I was worried about being lonely. I remember how terrifying it was being lonely when I traveled in 2003. I remember what felt like hours crammed into tiny, smelly phone booths trying to phone Chris or my parents. I remember tears of frustration at Internet cafes trying to compose my thoughts with foreign keyboards. I remember days when I didn't want to get out of my hostel sleeping bag.
I am not lonely in Paris. Of course I miss Chris and many other things about Victoria but it's not the same as being lonely. Lonely feels desperate and all-consuming. Somebody asked me yesterday why I got married if my independence was so important. I explained I got married because I met the person who valued my independence and didn't see it as a threat. Chris' confidence in me and our mutual respect are some of the reasons I am in Paris and they have a lot to do with why I am not lonely. Marriage doesn't have to mean the loss of your independence.
It's a privilege to know Paris so well. It's a privilege to be happy here and to feel productive and inspired. There is always something new and beautiful in Paris and every day I find another reason to fall in love.

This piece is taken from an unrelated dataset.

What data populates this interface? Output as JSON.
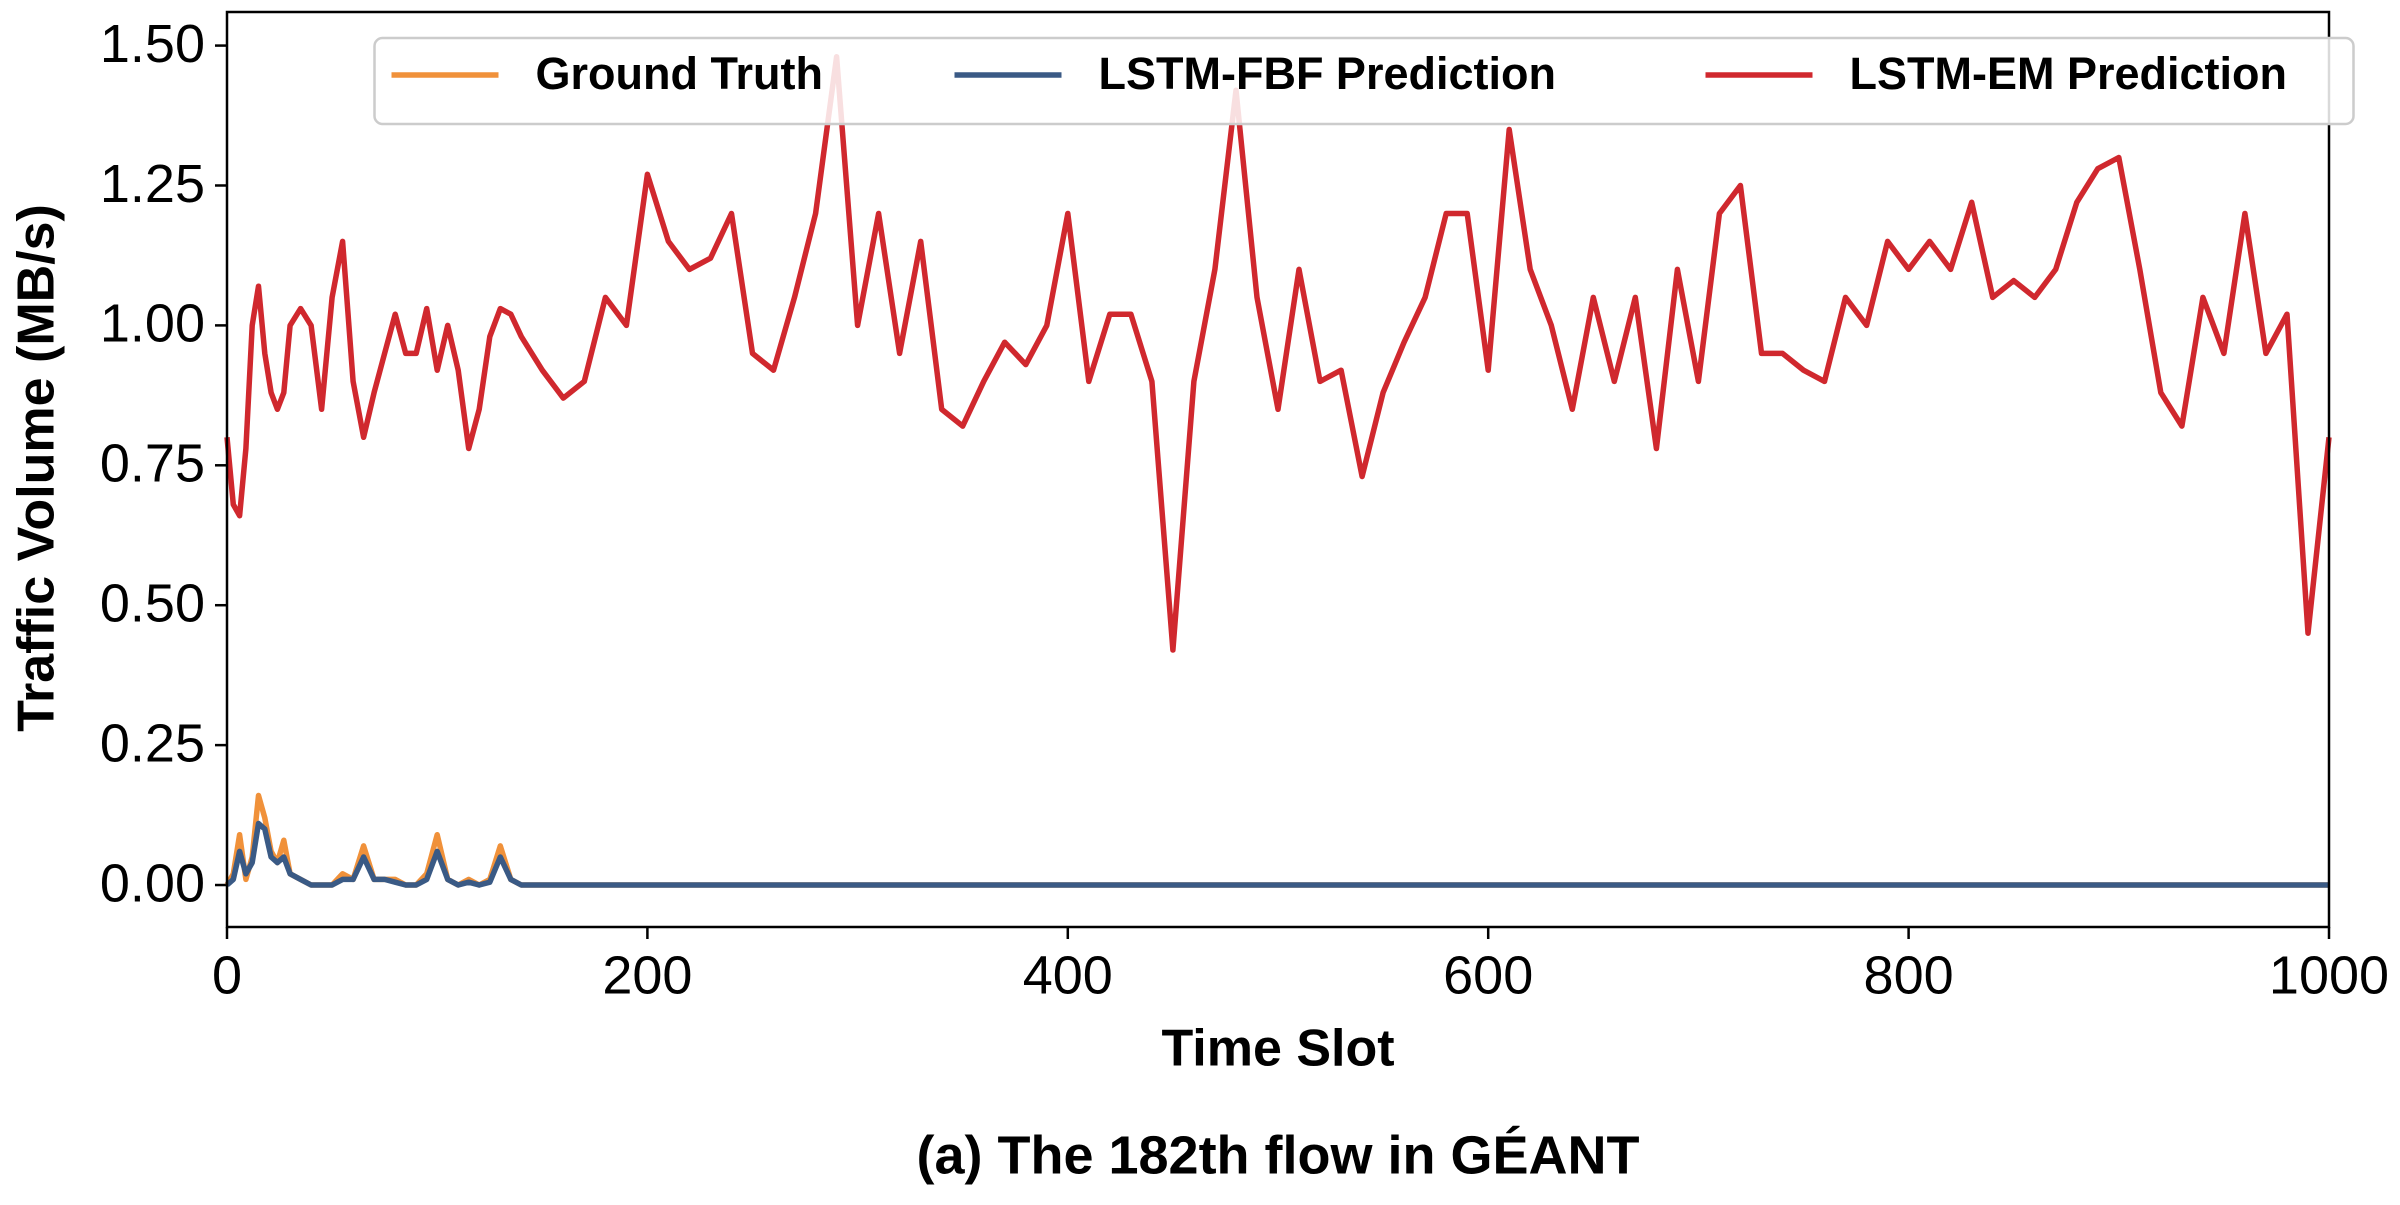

I spent most of the cloudy day tucked up in the apartment writing. I have over 9,000 words of a draft that is coming out in all directions. My first week here I worked on an outline for my "Paris chick-lit novel" but after a few frustrating days, I realized my book is somewhere in my blog. Maybe my second book will be my chick-lit masterpiece!
Off to take a walk and hopefully see the Chanel No. 5 exhibit at Palais de Tokyo.
|Sneak peek! I went to the Chanel No. 5 exhibit at Palais de Tokyo. This is the view looking down to the entrance. Don't you love the Chanel No. 5 poster with the Eiffel Tower in the background?! J'adore!|
I walked past a school this afternoon as it was letting out for the day. I noticed that many of the primary age girls were carrying Sonia Rykiel inspired striped backpacks. And then I saw a girl of about 10 wearing cropped red jeans, Bensimmon sneakers, a striped t-shirt and a tweed blazer with the sleeves rolled up. The blazer was a deliberate choice. It wasn't like someone forced her to wear it or it was part of her uniform. It didn't match at all but it looked amazing in that impossible to imitate Parisian chic way. You know you are in Paris when you want to dress like a 10 year old girl.
I love my fellow Canadians but...
Two strolled past me wearing matching blue travel pants that zip-off at the knee. They had on Tilley hats and sturdy, industrial strength sandals with wooly toes poking out the ends. I could tell they were Canadians because amongst all of the accoutrements - hand sanitzier, miniature water bottle, emergency whistle, etc.- hanging off their shared, bulging fanny pack was a clip-on plastic Canadian flag. I am all for being comfortable and prepared but there is no need to dress for Paris like you taking a raft up the Amazon River. There are other options, a middle ground, like those jeans that feel like pajamas - PajamaJeans
Rue Cler random...
A silver Ferrari creeping its way up the cobblestones with its engine rumbling low. Rue Cler is mostly a pedestrian street except for crazy cyclists and delivery trucks.